Frau Stöhr, a star of a previous post about the seating plan at the Berghof sanatorium, is a source of immense irritation to Hans Castorp, but she also gives him cause to chuckle because of her mangling of various words.

At the recent Solothurn literature festival I looked at some of her wonderful malapropisms and discussed some ideas I had for translating them.

Before anything else, though, it's worth discussing her name again. A "Stör" is a sturgeon, but her name has an "h" in the middle. As Christophe Fricker pointed out in a reaction to my LinkedIn post, this is like a flaw or imperfection in that most refined of delicacies, caviar or sturgeon roe. The verb "stören" also means to disturb, so we concluded our back and forth by agreeing that if we were to translate this character's name into English, she would be Mrs Disturgeon.

Anyway, back to Frau Stöhr's speech imperfections, which Hans Castorp and his cousin Joachim Ziemssen view as proof of her lack of education. Indeed, her mishaps are one of the first things Joachim tells HC about over dinner on the newcomer's first night in Davos.

In Solothurn I explained how I was minded to translate the first occurrence – "desinfiszieren" instead of "desinfizieren"; more a slip of the tongue – by simply inverting the letters in English to get "difinsect" instead of "disinfect".

And someone in the audience was clearly inspired by this because yesterday I found this in my letterbox:

It's quite something to receive a postcard from a fictional character, and for that someone (there was an accompanying card signed by a real person!) to then continue the wordplay.

What's more, when thinking about the whole topic of retranslating the classics – the title of the event – I had said that in a certain sense "Hans Castorp c'est moi" because the translator has to mirror the way Thomas Mann explores different fields of study (philosophy, anatomy, astronomy, botany, etc.) in their research. So the sender picked up beautifully on that notion too.

Frau Stöhr's malapropisms take a variety of forms. Some, as I have noted, are due to misspeaking, while others are failed attempts to use big words.

"Fomulus" – an assistant and specifically a medical student who does a hospital internship under the guidance of a qualified doctor – should be "Famulus", and I've chosen so far to use "untern" as a play on "intern", with an additional undertone of inferiority because in German "unten/unter" means "below/beneath".

But it's also fun to turn things on their head, for example when Frau Stöhr uses the word "Tournee" ("tour") instead of "Turnus" (turn") in reference to the doctors taking turns to sit at the head of the different tables during mealtimes at the sanatorium; here I put the Latin word "rostrum" in her mouth rather than the correct term "roster".

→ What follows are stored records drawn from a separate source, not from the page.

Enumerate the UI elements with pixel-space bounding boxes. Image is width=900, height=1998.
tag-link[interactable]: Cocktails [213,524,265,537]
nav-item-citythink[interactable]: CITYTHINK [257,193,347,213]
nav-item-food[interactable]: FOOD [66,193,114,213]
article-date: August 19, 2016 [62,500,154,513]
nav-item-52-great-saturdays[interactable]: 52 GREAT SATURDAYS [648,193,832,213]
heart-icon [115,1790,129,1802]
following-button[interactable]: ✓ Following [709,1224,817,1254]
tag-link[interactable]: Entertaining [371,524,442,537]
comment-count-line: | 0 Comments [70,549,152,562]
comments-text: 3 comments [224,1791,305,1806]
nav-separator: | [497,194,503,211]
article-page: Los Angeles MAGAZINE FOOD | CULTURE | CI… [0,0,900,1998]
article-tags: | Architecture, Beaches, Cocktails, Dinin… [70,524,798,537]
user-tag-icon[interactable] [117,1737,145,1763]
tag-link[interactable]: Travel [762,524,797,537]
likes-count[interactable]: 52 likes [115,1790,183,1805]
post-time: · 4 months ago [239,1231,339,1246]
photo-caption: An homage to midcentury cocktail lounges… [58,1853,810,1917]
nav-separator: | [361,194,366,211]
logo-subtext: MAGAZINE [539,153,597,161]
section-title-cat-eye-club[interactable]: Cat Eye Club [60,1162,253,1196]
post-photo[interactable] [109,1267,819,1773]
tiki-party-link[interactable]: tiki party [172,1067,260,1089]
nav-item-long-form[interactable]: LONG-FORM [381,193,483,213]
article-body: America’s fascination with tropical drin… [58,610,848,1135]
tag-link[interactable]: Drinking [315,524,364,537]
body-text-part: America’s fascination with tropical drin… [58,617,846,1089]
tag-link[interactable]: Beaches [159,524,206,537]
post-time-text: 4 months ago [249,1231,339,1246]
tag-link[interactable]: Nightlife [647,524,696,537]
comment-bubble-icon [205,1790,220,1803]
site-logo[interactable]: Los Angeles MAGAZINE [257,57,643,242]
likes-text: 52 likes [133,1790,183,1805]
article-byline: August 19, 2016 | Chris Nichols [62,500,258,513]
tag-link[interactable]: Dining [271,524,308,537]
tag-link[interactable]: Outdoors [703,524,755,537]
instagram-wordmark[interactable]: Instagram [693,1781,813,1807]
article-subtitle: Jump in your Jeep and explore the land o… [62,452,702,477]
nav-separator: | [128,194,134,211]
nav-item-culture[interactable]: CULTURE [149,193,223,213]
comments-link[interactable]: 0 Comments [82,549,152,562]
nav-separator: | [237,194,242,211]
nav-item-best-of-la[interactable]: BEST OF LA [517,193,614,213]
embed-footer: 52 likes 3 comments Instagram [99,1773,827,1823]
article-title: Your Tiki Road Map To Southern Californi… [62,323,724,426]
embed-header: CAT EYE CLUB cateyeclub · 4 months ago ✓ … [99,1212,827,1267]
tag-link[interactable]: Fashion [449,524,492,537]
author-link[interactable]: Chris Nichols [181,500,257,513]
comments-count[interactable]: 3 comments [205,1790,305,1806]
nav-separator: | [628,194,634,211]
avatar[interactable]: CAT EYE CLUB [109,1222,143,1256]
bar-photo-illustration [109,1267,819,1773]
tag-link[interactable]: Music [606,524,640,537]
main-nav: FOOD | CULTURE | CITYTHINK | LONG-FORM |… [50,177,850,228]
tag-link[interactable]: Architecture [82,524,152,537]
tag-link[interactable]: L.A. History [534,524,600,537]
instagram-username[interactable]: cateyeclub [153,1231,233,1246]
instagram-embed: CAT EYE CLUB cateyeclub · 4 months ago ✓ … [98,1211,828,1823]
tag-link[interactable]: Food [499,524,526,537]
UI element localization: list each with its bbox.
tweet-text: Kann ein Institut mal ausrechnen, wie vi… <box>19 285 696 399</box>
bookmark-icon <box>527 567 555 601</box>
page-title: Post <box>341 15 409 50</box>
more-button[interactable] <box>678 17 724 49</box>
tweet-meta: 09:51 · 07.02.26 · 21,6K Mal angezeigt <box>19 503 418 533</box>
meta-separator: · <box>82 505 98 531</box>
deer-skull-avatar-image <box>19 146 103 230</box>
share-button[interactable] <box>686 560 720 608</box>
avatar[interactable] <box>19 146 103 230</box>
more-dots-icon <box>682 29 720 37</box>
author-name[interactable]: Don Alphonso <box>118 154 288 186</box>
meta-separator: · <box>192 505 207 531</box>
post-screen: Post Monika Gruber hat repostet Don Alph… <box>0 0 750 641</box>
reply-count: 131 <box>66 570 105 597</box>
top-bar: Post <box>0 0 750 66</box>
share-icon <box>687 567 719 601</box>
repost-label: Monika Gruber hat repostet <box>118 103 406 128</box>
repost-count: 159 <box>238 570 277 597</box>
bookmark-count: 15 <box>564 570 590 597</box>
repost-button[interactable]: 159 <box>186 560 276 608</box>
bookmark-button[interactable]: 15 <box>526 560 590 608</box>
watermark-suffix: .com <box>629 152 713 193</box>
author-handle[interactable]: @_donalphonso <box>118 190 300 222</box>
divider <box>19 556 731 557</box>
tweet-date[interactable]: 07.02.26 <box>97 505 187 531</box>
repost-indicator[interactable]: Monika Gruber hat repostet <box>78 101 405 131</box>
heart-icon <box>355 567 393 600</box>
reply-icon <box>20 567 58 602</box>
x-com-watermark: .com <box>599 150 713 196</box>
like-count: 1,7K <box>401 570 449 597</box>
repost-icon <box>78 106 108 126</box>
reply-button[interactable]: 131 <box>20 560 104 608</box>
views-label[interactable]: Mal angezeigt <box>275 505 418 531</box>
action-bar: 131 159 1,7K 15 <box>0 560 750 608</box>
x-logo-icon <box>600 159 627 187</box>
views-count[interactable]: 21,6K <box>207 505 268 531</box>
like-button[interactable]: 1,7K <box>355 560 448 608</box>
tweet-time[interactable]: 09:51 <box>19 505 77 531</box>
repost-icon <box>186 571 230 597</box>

Some of her slip-ups are harder to figure out. For example, it was only when I came across a chat forum discussing John E. Woods 1996 translation of The Magic Mountain that I understood that when Frau Stöhr says that Frau Iltis "trägt ein Sterilett" that she is carrying a stiletto – a sharp knife. John Woods invented the word "stirletto", whereas I have gone for "spiletto" in the hope that readers will see the words "spill" and perhaps "hospital" shimmering through. (Long odds, maybe!) Neither of us truly captures the nuance of "sterile" – I was misled at first by the French word "stérilet", which is a contraceptive coil, something not available in the 1920s – but I don't think that's actually the point with Frau Stöhr. She is to be taken seriously, not literally.

One last point to bring us back to that postcard: one of the true delights of retranslating a novel that is so dear and so familiar to so many people, and writing a blog about it, is that experts and fans of the book like Christophe Fricker, Karolina Watroba and this person who happened to have a postcard of a Philadelphia public health campaign in their drawer get in touch with tips and comments ... and jokes.